Show

Men, Part one

March 21st, 2013

Do you know why it’s a good time to grow a beard? Not because it’s “Mustache March;” not because it’s cold out and we need to keep warm; for one simple reason: We are men, and we can.

Let me tell you something – I love being a guy. It’s awesome. And as much as I think I would rock yoga pants and Uggs, I am happy God gave me the Y chromosome.

So, as a man, I’d like to talk a little bit about masculinity. I have spoken briefly on the themes of femininity in a previous column, but it was brought to my attention that it wasn’t exactly Betty Friedan’s “The Feminine Mystique.”

This time, I think I’ll stick to something I can discuss with a bit more authority – being one of the dudes. In the interest of being objective, I must admit, there are pros and cons, and I’ll do my best to cover the bases.

Let’s start with meat. One of the best things about being a man is being able to enjoy a good steak cooked medium. Or venison. Or elk. Of course, enjoying a good slab of ribs isn’t exclusive to men. But I certainly don’t mind the stereotype.

Of course, there’s vegetarianism too. It’s not my personal choice, but I’m sure there are manly vegetarians out there. Maybe they’re even manlier because they don’t need a carnivorous diet to be the epitome of machismo. I don’t know.

Some crude and insensitive people might be thinking, “You’re totally wrong, vegetarians are so gay,” to which I say, gay guys are definitely manly. Heck, they love masculinity so much that it’s what they look for in a companion. And I dig that. Again, not my personal fandango, but I still respect that as an awesome addition to our “man-ily” (man family).

Another thing that I take joy in is the efficiency with which we men can go to the bathroom. Not only can we do our business efficiently, but it can even be fun. For you ladies who don’t really understand, have you ever played that amusement park game where you fire the water pistol onto the target and try to get your player to the top? That’s the old-fashioned entertainment that we get to enjoy every time we go to the bathroom.

Then there’s babies. I love babies. The whole majesty of childbirth truly is a miracle. And women have such strength when it comes to carrying a child for nine long months; I could never even imagine that. Then again, I never have to – because I’m a man.

(If my future wife – or baby mama – is reading this, then don’t worry, honey, I’ll be there for you every step of the way.)

Yes, these are all the majesties of masculinity. But there are, of course, disadvantages too. Our main flaw is simplicity of thought. The male mind is notoriously simple. There are some men who claim a higher degree of complexity; these men lie.

A great demonstration of this simplicity is when a coed couple gets into a fight.

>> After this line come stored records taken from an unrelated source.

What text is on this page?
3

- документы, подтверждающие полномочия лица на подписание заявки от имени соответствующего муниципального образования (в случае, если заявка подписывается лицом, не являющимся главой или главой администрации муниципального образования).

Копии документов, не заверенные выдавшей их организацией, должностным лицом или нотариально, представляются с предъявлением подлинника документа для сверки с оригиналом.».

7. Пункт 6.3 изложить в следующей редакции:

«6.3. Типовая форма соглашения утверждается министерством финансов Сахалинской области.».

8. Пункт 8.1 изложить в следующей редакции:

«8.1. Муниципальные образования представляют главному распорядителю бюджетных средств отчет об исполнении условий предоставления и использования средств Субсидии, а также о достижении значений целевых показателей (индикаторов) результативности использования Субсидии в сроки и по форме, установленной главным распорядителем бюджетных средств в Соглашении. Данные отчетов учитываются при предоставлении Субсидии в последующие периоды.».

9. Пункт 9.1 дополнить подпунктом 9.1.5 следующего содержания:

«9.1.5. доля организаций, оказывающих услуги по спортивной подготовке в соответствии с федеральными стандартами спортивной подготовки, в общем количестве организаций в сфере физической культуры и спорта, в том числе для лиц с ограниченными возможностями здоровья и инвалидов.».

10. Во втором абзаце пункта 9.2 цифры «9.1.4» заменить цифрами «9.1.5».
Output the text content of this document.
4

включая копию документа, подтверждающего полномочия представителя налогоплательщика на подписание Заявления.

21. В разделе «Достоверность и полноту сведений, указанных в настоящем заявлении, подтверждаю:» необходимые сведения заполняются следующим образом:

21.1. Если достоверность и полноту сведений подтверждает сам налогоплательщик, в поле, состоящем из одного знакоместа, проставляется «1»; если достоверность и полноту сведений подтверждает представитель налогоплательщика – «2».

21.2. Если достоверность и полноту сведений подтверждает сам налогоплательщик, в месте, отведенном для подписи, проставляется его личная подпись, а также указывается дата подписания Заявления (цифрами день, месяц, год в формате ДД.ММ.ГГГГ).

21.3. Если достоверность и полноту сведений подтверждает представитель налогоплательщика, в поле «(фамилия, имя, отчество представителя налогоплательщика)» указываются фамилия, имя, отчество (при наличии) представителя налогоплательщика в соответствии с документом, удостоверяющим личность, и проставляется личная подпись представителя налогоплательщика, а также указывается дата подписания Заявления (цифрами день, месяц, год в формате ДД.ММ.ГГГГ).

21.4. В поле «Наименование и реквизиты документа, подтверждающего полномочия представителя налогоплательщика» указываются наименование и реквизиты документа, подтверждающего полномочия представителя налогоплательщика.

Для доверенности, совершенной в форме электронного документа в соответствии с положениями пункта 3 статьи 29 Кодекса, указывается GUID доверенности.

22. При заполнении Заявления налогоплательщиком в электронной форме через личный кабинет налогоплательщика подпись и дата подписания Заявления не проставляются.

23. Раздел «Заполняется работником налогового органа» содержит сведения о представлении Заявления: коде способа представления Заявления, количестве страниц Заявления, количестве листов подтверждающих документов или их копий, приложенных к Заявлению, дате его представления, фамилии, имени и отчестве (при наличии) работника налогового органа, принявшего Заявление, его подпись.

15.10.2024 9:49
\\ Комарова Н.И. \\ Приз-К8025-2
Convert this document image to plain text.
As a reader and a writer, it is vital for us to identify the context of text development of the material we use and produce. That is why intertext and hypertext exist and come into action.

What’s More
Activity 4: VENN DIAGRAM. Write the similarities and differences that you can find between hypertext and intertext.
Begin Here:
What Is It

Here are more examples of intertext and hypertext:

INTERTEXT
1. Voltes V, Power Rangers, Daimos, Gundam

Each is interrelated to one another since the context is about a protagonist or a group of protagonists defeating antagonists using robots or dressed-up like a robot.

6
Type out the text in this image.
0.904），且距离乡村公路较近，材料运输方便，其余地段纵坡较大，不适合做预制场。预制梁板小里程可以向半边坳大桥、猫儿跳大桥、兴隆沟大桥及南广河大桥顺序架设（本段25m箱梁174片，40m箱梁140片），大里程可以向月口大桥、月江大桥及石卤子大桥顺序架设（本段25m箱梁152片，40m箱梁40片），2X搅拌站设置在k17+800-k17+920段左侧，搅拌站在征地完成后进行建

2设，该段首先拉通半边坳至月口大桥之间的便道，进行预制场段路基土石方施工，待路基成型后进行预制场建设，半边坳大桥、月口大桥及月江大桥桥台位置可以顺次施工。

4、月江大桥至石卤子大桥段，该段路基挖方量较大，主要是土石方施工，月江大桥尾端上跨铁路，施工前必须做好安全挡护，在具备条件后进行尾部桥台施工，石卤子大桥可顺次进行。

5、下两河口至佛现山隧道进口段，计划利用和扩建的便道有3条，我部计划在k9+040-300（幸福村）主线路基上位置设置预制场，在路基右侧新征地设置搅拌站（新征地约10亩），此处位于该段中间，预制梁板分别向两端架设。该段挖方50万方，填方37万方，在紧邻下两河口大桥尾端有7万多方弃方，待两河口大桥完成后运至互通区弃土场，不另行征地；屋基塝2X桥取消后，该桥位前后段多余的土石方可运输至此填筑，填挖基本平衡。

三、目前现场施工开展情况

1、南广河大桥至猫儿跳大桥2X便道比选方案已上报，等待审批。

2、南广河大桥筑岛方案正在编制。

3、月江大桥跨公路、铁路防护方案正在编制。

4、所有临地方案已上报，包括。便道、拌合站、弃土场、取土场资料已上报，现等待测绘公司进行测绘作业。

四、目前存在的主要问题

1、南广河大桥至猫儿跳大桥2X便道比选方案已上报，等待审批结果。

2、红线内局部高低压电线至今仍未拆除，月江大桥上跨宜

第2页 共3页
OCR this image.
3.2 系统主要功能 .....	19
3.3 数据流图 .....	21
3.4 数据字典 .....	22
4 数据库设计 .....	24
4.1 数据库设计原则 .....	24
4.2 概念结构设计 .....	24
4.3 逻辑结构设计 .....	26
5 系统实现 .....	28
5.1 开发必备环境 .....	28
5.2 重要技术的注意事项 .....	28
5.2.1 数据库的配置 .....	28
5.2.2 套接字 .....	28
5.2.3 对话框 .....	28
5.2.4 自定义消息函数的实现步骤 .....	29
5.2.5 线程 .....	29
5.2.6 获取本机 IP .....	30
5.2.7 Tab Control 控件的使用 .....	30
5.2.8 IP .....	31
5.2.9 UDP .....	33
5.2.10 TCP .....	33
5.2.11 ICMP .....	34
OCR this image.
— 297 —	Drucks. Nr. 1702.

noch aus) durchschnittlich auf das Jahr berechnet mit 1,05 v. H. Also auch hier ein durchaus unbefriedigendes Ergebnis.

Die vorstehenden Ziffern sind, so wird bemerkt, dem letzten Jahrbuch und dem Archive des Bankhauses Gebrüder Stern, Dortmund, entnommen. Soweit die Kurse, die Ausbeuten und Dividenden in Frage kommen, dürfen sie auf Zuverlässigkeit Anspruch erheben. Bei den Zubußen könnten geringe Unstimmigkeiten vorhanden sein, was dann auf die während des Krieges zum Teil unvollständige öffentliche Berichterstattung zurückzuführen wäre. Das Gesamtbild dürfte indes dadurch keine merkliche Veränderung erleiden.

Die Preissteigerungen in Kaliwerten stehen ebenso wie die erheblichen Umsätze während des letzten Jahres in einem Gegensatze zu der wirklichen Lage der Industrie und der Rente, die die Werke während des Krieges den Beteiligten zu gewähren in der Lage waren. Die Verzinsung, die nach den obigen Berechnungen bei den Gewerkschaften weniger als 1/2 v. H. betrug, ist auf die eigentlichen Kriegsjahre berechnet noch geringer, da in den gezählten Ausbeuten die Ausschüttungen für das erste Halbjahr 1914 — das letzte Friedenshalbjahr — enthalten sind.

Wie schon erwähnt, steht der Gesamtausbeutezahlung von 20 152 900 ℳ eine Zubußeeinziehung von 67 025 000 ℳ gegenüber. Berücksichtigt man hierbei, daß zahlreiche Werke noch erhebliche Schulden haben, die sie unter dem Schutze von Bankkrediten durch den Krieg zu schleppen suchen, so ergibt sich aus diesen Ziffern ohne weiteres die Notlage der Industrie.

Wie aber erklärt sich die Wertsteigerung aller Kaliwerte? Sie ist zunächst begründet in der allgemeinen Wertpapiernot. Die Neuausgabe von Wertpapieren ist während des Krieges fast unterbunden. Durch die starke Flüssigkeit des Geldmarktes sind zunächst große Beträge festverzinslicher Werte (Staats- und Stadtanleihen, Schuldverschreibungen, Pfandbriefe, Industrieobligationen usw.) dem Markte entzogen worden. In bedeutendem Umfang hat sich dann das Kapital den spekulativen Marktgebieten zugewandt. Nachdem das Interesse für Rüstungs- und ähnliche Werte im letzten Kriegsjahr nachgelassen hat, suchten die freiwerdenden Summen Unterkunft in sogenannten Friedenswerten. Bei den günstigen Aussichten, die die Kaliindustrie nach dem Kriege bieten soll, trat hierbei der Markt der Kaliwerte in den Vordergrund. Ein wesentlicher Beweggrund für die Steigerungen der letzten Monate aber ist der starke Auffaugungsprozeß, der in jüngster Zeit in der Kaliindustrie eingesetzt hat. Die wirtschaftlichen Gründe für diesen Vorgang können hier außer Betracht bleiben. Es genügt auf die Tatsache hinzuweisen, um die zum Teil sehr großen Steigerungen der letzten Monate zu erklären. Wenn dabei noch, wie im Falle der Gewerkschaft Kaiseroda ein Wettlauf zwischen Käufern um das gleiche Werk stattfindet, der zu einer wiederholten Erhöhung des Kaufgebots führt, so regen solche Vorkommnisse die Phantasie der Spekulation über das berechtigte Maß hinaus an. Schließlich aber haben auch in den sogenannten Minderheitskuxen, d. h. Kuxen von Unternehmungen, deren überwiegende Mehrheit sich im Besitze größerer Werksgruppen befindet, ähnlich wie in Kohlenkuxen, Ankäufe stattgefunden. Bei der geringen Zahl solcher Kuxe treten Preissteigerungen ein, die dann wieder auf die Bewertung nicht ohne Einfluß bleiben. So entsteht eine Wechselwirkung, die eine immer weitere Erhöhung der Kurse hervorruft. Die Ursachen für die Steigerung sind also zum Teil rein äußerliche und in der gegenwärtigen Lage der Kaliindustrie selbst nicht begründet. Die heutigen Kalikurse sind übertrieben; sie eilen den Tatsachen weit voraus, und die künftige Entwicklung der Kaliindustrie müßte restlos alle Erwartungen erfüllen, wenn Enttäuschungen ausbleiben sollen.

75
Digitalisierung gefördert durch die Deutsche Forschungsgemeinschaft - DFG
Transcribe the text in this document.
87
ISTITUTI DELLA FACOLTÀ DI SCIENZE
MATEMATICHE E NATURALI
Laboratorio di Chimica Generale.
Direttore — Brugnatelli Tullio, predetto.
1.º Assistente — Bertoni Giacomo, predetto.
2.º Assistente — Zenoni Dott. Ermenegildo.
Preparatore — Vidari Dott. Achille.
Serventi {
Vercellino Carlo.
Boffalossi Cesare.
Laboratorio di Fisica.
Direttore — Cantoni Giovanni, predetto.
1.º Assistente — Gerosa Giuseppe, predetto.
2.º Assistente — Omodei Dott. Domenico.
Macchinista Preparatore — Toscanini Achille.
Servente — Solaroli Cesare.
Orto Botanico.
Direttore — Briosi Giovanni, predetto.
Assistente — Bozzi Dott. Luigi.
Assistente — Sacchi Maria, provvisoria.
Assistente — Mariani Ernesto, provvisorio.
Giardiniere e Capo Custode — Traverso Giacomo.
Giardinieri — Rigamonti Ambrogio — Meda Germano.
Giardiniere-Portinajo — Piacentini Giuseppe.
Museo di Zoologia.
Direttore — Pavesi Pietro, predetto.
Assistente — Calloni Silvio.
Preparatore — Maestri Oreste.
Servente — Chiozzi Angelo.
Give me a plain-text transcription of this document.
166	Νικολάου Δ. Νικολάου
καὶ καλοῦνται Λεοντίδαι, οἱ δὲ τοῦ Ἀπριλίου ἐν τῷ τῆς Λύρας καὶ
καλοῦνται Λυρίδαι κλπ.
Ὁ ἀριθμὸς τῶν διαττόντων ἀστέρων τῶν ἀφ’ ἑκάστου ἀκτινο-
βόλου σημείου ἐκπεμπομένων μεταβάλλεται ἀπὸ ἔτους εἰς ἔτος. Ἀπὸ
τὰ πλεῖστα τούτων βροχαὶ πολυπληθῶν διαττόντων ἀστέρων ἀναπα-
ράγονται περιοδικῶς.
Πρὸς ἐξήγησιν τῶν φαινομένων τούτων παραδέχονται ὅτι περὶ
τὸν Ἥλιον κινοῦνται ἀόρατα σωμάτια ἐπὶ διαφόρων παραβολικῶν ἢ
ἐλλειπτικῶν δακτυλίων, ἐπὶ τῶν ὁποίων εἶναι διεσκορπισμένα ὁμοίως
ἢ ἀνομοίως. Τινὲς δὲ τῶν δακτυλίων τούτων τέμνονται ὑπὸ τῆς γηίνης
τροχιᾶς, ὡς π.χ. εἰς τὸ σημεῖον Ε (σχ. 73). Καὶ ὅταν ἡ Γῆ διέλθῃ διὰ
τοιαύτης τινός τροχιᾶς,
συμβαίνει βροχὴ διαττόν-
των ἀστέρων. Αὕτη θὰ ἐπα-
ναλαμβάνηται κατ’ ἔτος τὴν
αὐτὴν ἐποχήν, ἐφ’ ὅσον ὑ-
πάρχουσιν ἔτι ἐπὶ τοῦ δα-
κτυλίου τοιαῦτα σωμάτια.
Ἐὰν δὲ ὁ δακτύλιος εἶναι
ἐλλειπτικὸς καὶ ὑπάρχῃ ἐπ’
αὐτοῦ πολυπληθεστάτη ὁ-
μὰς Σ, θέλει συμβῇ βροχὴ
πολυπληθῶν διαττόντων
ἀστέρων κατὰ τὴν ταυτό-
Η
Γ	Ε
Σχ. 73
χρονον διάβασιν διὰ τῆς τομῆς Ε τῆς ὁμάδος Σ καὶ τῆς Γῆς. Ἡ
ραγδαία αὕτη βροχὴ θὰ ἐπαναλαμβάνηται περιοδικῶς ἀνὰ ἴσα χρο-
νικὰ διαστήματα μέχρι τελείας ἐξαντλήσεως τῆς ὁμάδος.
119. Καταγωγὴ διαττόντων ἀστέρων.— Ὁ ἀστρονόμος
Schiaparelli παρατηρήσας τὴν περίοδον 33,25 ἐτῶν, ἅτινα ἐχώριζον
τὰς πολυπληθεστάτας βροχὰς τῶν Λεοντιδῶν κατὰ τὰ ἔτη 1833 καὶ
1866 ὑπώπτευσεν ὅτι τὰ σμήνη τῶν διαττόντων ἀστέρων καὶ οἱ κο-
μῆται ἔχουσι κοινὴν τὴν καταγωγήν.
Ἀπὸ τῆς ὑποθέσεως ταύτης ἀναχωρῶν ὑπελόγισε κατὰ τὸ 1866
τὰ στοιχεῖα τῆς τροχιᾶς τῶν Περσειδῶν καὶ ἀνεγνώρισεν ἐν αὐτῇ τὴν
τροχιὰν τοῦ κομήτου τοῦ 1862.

I once heard a male comedian keenly observe that women cheat the rules when they fight with their men, because they do something that men simply can’t do – they use their brains.

A sad truth, but a truth nonetheless. Men, no matter how much we plan our arguments ahead of time, we must acknowledge that women will always win. They are just smarter.

Sure, we claim gender to some of the greatest minds in history – Aristotle, Einstein, Hawking – but I imagine even these brilliant thinkers would admit that the women in their lives were the frequent argumentative victors.

Don’t believe me? Picture this: It’s a warm day in ancient Greece, and Aristotle has just formulated the basis of modern argumentation. He gets home that night in the mood to relax with some nice baklava and beer. That’s when his wife comes in and furiously says to him, “Do you remember what today is?” Strike one, Aristotle.

Aristotle realizes his mistake. Quickly drawing upon the day’s work, he formulates an appeal to logic – She’s mad; I don’t actually remember what day it is; I have to come up with something quick or else I’m in trouble; therefore, it must be our anniversary. By all accounts weak premises, but let’s not forget that Aristotle is man, and therefore simple. “Great Pillars of Parthenon, I forgot our anniversary!” he thinks. Strike two, Aristotle.

“By the beard of Zeus, of course I know what day it is,” he lies. “Happy anniversary, dear.”

“It’s my birthday,” she says. Strike three, Aristotle; you’re out. He never stood a chance in Hades. His mistake wasn’t so much in forgetting the day – a woman’s capacity to forgive is wonderful; no, his mistake was thinking he could win with a lie. Albeit, a common mistake among men, it guarantees a loss.

My father, being the good mentor he is, gave me these wise words: “Son, you are a man – you can be right, or you can be happy.”

I don’t always choose wisely. But at the end of the day, at least I can pee standing up.